I agree that things might improve once school begins, but my gut tells me things will not change to the point you are satisfied.

If this is one of those rental companies where each person has their own lease then get down to the office immediately and put your name on a waiting list for another apartment. You can always turn it down if an opening comes up, but at least you would have an option.

You don’t want to get into a situation where your roomie tells the police that YOU were the one who provided the liquor to her and her friends leaving you to prove otherwise…

“DAP, do you know enough about OP, what school, etc, to tell her to copy your daughter? How would you feel if we told your daughter to copy our kids?” - I do not need to know OP beyond the OP statement that the roommate is a trouble. I thought that we all have an equal voice here, I guess, I have an inferior opinion, I apologize for expressing it. I still would never ever mix the graduate student with the UGs, copy my D. or not is irrelevant, even the fact that I am so inferior in comparison to others’ superior reasonning is irrelevant. Mixing Grad. students with the Undergrads is asking for trouble, this set up has inherent flow that is not possible to fix.OP can do whatever…I am just responding to the solicited advice. Grad. student does not have time to nurture the immature unruly college kid.

Thanks for all the input, everyone.

To clarify a few things: yes, I’m leasing a room in a shared apartment and it seems to be a complex that caters to university students (though I don’t think it’s owned by the university). Also, this is one of the only furnished complexes in the area, which was a main reason for selecting this complex (undergrad reputation or not) since I don’t have my own furniture/don’t plan on moving out here permanently.

Re: grad students living with undergraduates, I agree that it isn’t always ideal since the type of schooling both are experiencing is quite different, but since my university has no designated, university-owned graduate student housing (that I’ve seen), it’s not too uncommon for undergrads and grads to live together. I know of at least two other people in my department who do as well, and a friend at a different grad school lived with an undergraduate senior and they became best friends. Now, clearly I’m not really looking for a bff relationship with my roommates - just a respectful, cordial one where we all understand each other’s needs.

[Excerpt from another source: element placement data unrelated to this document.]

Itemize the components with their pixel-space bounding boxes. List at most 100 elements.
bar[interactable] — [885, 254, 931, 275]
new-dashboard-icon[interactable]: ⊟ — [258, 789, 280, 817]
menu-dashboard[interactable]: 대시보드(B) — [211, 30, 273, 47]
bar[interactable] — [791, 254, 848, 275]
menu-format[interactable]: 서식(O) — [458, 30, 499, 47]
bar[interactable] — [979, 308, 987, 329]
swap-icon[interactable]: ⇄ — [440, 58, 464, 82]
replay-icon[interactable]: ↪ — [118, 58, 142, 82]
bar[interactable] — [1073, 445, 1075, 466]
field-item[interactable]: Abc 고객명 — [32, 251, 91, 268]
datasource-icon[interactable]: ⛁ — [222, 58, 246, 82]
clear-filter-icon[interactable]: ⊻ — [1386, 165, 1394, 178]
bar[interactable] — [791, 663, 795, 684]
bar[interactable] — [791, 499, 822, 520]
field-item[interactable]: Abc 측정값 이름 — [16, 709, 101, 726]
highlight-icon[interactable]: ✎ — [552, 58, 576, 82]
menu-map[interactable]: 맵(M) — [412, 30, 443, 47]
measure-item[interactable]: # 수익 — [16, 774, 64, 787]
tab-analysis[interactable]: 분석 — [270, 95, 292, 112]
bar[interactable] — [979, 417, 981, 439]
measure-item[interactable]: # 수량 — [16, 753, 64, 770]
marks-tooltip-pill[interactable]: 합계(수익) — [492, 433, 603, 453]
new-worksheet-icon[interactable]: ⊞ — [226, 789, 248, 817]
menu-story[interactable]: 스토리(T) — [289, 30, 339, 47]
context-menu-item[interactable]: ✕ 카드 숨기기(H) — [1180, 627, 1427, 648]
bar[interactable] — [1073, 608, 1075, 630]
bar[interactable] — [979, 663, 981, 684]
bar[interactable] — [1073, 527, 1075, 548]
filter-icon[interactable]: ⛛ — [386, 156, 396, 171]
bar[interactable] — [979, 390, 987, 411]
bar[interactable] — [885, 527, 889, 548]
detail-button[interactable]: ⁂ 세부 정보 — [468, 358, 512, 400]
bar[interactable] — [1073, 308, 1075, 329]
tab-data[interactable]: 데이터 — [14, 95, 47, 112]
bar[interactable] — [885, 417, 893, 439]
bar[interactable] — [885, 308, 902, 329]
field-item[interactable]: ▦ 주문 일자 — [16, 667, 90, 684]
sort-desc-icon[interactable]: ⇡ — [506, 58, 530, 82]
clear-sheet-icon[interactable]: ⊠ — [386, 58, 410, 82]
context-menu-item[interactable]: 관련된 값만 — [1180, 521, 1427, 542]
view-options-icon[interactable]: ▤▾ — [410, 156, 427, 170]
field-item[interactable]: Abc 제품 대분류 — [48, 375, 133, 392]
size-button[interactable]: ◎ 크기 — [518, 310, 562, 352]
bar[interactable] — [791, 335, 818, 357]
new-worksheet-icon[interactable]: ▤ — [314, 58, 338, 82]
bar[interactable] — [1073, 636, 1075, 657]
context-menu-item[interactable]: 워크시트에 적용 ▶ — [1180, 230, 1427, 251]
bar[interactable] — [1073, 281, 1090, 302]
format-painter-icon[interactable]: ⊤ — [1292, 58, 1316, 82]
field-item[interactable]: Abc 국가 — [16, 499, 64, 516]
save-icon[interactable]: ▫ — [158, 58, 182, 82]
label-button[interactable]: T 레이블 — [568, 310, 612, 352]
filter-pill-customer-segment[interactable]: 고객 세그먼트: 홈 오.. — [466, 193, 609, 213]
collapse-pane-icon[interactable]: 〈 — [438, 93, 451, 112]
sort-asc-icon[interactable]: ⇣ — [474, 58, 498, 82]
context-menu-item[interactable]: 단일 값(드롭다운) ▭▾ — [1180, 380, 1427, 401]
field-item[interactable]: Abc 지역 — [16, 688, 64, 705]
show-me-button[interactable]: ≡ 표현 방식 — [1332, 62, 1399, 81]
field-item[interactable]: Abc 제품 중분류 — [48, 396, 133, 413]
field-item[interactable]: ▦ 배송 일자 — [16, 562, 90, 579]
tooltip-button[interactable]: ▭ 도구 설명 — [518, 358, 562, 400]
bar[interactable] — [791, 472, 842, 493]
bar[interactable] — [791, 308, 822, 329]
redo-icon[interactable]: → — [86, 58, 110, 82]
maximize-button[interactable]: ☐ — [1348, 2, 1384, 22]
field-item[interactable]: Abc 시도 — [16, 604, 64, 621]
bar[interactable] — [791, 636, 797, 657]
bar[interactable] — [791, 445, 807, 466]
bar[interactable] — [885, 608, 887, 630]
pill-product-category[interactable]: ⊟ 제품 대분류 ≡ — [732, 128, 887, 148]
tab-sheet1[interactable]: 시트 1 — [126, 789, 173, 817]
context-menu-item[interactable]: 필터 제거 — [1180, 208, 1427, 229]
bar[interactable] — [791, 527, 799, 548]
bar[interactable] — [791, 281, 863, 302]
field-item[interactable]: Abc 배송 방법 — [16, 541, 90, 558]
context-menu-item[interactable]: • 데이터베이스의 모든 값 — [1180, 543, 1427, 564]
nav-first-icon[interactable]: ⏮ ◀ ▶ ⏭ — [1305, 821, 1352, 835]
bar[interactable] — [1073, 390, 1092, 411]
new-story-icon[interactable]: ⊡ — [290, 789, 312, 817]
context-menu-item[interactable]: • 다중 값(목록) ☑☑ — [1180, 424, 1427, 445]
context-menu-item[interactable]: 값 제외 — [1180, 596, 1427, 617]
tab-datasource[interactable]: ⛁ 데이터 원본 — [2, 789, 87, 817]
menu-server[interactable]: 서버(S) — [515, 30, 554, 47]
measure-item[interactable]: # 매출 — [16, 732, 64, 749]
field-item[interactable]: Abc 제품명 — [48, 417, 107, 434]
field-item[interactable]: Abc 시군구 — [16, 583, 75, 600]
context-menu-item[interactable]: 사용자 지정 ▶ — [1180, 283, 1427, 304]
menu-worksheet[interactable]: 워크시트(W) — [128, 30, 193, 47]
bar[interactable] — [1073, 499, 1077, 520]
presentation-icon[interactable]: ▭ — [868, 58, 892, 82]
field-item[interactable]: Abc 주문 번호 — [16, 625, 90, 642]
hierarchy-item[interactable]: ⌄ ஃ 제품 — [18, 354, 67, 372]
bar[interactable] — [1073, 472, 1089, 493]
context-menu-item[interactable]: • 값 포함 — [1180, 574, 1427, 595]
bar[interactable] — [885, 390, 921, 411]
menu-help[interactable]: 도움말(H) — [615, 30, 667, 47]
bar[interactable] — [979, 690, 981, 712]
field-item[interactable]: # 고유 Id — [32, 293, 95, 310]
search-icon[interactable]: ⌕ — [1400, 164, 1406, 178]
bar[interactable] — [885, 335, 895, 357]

Also, I did talk to wild child roommate over the weekend, and she has been quiet after midnight the past few nights, which is a huge improvement!! She and the other roommate did completely redecorate and arrange the apartment when I was in class yesterday, though, and I left them a note this morning (and talked to them today) about a couple things I’d prefer/need to have done, so I think we are getting off to a better understanding. Hopefully it sticks.

Finally, I value and appreciate your advice and your voice, @MiamiDAP , as I value and appreciate everyone else’s. Thank you all very much for chiming in and helping me navigate this process. Things have been going well the past few days, so unless things rev up again, I think I will be fine as long as I clearly communicate my needs/thoughts/issues/etc.